Wouldn’t it be wise to have followup where we return and build upon what we’ve started? Sure, that would be nice for students as well as we the teachers. But again, in the context of Afghanistan, we also know it is a major cost to bring in foreigners to a land where transport, security, lodging, etc, don’t come cheap.  With the money spent on having trainers come from outside, the center could theoretically have bought more equipment for students and more gas for the generators to power that equipment.  As much as I’d love to come back to Afghanistan to teach again, as much as I love sharing my journalism experience with students there, I also see how if we could help ensure that qualified trainers could be found within the country, this could help make an even more significant impact for even more future students.

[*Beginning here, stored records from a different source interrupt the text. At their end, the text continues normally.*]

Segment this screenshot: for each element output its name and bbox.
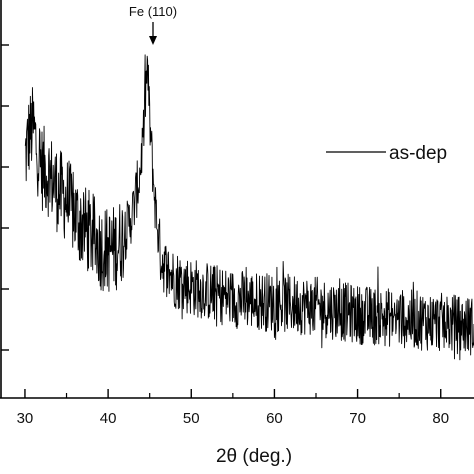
series-line-as-dep (24, 54, 474, 361)
x-tick-label: 50 (183, 410, 200, 427)
x-tick-label: 80 (432, 410, 449, 427)
x-ticks: 30 40 50 60 70 80 (17, 389, 449, 427)
annotation-fe110: Fe (110) (129, 4, 177, 45)
x-tick-label: 40 (100, 410, 117, 427)
axes (0, 0, 474, 399)
legend-label-as-dep: as-dep (389, 143, 447, 164)
y-ticks (1, 44, 9, 351)
x-tick-label: 60 (266, 410, 283, 427)
annotation-label: Fe (110) (129, 4, 177, 19)
x-tick-label: 30 (17, 410, 34, 427)
annotation-arrow-head (149, 36, 157, 45)
x-axis-title: 2θ (deg.) (216, 446, 292, 467)
x-tick-label: 70 (349, 410, 366, 427)
legend: as-dep (326, 143, 447, 164)
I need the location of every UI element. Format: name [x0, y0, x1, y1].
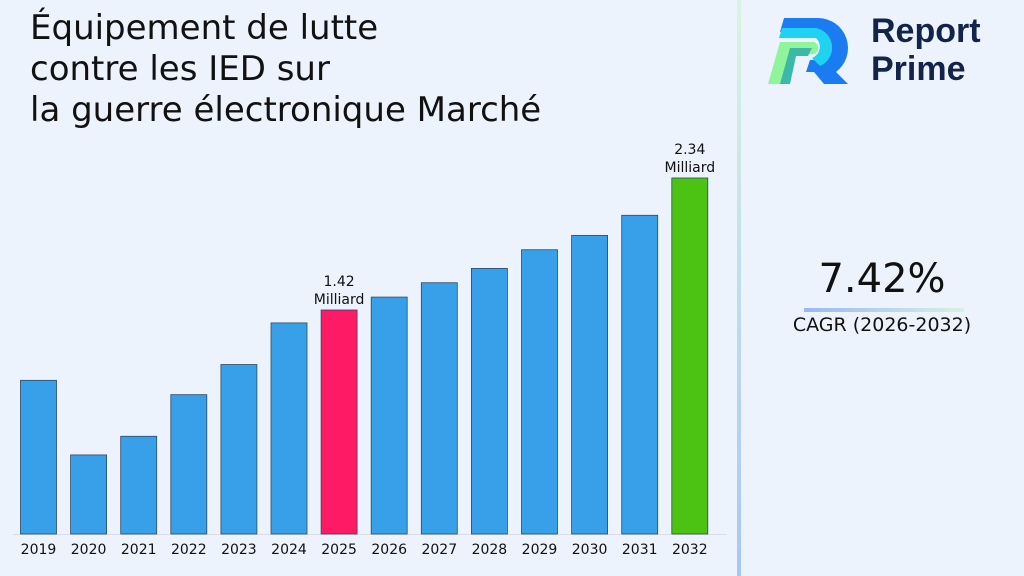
- bar-2021: [120, 435, 158, 535]
- x-tick-label: 2020: [71, 542, 107, 558]
- logo-text: Report Prime: [871, 12, 981, 88]
- bar-2027: [420, 282, 458, 535]
- x-tick-label: 2021: [121, 542, 157, 558]
- report-prime-logo-icon: [768, 18, 848, 84]
- bar-2023: [220, 364, 258, 535]
- bar-2020: [70, 454, 107, 535]
- data-label-unit: Milliard: [314, 292, 365, 308]
- data-label-value: 2.34: [674, 142, 705, 158]
- bar-2031: [621, 214, 659, 535]
- bar-2028: [470, 267, 508, 535]
- bar-2024: [270, 322, 308, 535]
- x-tick-label: 2031: [622, 542, 658, 558]
- x-tick-label: 2026: [371, 542, 407, 558]
- logo-text-report: Report: [871, 12, 981, 50]
- x-tick-label: 2019: [21, 542, 57, 558]
- bar-2022: [170, 394, 208, 535]
- cagr-value: 7.42%: [818, 256, 946, 302]
- cagr-label: CAGR (2026-2032): [792, 314, 972, 336]
- data-label-value: 1.42: [324, 274, 355, 290]
- logo-text-prime: Prime: [871, 50, 966, 88]
- x-tick-label: 2027: [421, 542, 457, 558]
- x-tick-label: 2032: [672, 542, 708, 558]
- bar-2019: [20, 379, 57, 535]
- cagr-underline: [804, 308, 964, 312]
- bar-2029: [521, 249, 558, 535]
- x-tick-label: 2023: [221, 542, 257, 558]
- bar-2032: [671, 177, 709, 535]
- x-tick-label: 2028: [472, 542, 508, 558]
- chart-title: Équipement de lutte contre les IED sur l…: [30, 8, 542, 130]
- data-label-unit: Milliard: [664, 160, 715, 176]
- bar-2030: [571, 234, 608, 535]
- x-tick-label: 2022: [171, 542, 207, 558]
- divider: [737, 0, 741, 576]
- bar-chart: 2019 2020 2021 2022 2023 2024 2025 1.42 Milliard…: [13, 142, 727, 558]
- x-tick-label: 2025: [321, 542, 357, 558]
- x-tick-label: 2024: [271, 542, 307, 558]
- x-tick-label: 2029: [522, 542, 558, 558]
- x-tick-label: 2030: [572, 542, 608, 558]
- bar-2025: [320, 309, 358, 535]
- bar-2026: [370, 296, 408, 535]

But beyond this discussion, even beyond the struggles of a vegetarian health-nut in regions that have no concept of either term, it was once again a pleasure and a privilege to get to work in a country as interesting as Afghanistan.  A big part of what makes it so, are the people, from the organizations that we get to know, to the students in the classroom, and lets not forget all the fellow workers at the guest houses that become friends along the way. These people mixed in with the sights and smells, yes even the bad ones, make for an unforgettable learning experience and adventure of the sort few people on this planet get to have.

Once again, thank you friends in Afghanistan. Your personal missions and collective kindnesses are the biggest inspiration I have ever known.